Although books and articles on the writers of the "boom" continue to appear, their focus has changed. Instead of analyzing individual texts and styles, these studies now concentrate on retrospectives or interviews with a widening circle of writers, not necessarily members of the "boom" but of the same literary generation. Critical studies such as Pedro Lastra's Relecturas hispanoamericanas (item bi 89009151), Ana María Barrenechea's El espacio crítico en el discurso literario (item bi 89009127) and Jaime Giordano's La edad de la náusea (item bi 89009153) exemplify a growing sophistication in the critical appreciation and theoretical analysis of texts. Nevertheless, it would be fair to say that the most novel and interesting material produced in the last three years involves historical studies. More and more efforts are being directed towards understanding the development of Latin American literature as a conflicting, heterogenous, complex, and highly creative historical process. Two main approaches are used to explore it: regional studies and global designs.
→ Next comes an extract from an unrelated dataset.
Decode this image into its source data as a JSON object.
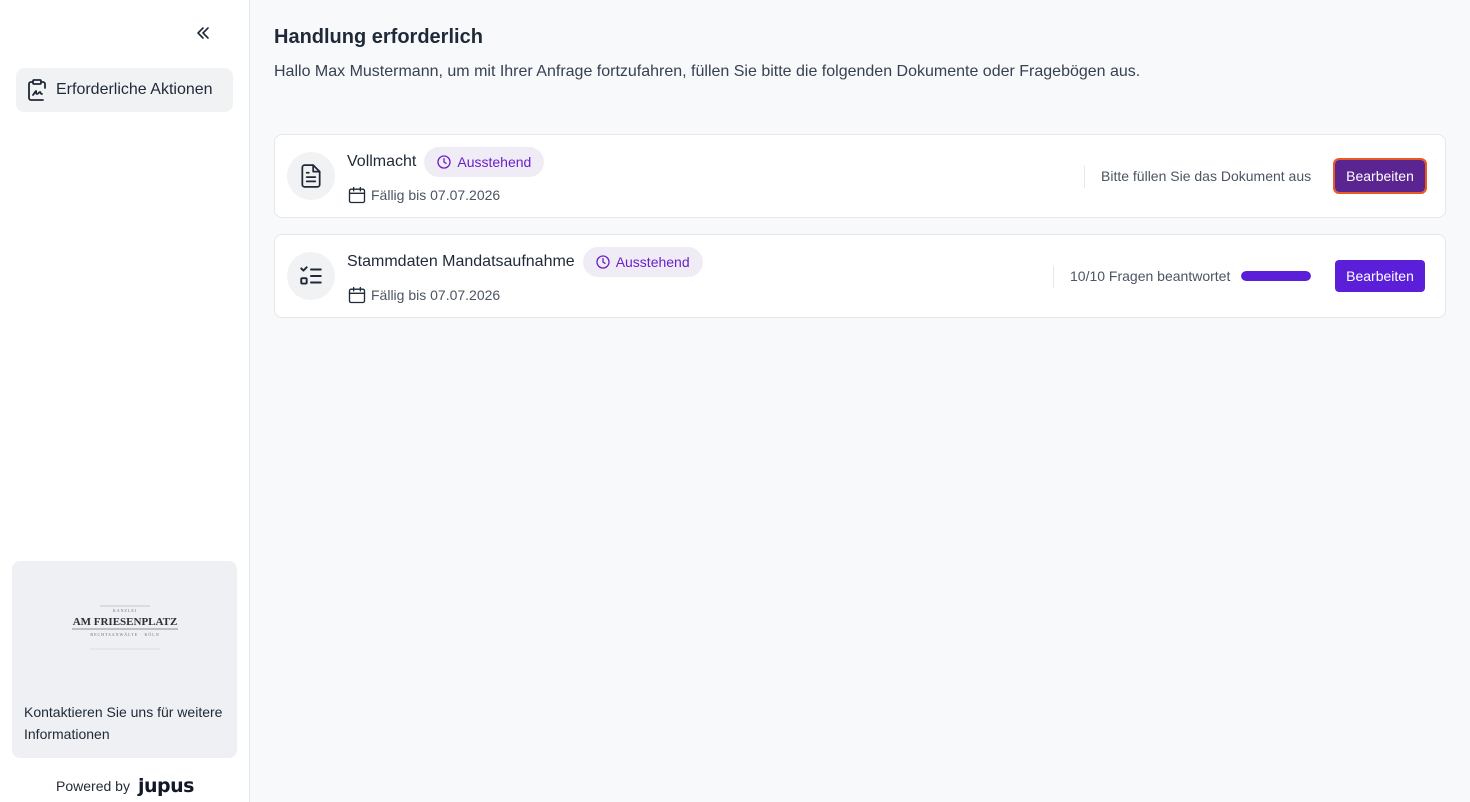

The two outstanding works on the region produced in the last few years are Roberto Márquez's essay on Caribbean literary production (item bi 90000271) and Richard Jackson's comprehensive and up-to-date discussion of Caribbean literatures within the context of a "humanistic enthnopoetics" (item bi 89009118). Márquez's essay pioneers the way for the interdisciplinary and integrated study of linguistically and socially heterogenous materials, a project that was called for at the UNESCO-sponsored group meeting held in Campinas, Brazil, in 1983. Although not a participant in either the Campinas or the Caracas meeting led by Angel Rama, Márquez has mastered the French, English and Spanish affluents of Caribbean culture as they redefine themselves while meeting and mixing in the ocean of African culture. Equally useful, if not as insightful as Márquez's essay, are those that attempt to revise our received understanding of "indigenismo." Both René Prieto's study of "new indigenismo," which emphasizes the self-creativity of Indian myth, song, and language as literary formations of the present (item bi 90000128), and López-Martínez's study, which traces the changing role of religion in the creation of cultural identities (item bi 90000140), offer an important over-hauling of "indigenismo." Within this circuit of interaction between European cultural formations, their journey to this hemisphere, and the indigenous response to invasion and displacement, Cornejo Polar's strongly theoretical account of the conflictive and yet creative linguistic and socio-political realities that emerge in the Andes is perhaps a "tour-de-force" (item bi 90004621).
However, the novel and dominant trend in this Handbook is represented by essays and books on literary history. Worthy of note are works by Ana Pizarro (item bi 89009148) and Beatriz González Stephan (item bi 89009149). They both have published partial results of a project involving at least 10 scholars whose work is generally associated with the school of socio-criticism. To date, the most valuable effort at rethinking the history of Latin American writing with due attention to its heterogeneity and uneven developments has been Beatriz González's exhaustive bibliography on the histories of Latin American literature.
On the whole, the field is passing through a period of assimilation of the theoretical revolution of the last quarter of a century, utilizing a diversity of approaches to works once considered canonical literary texts. Although their volume remains constant, both feminist studies and socio-criticism continue to reorient the field towards what North American academic circles define as "cultural studies."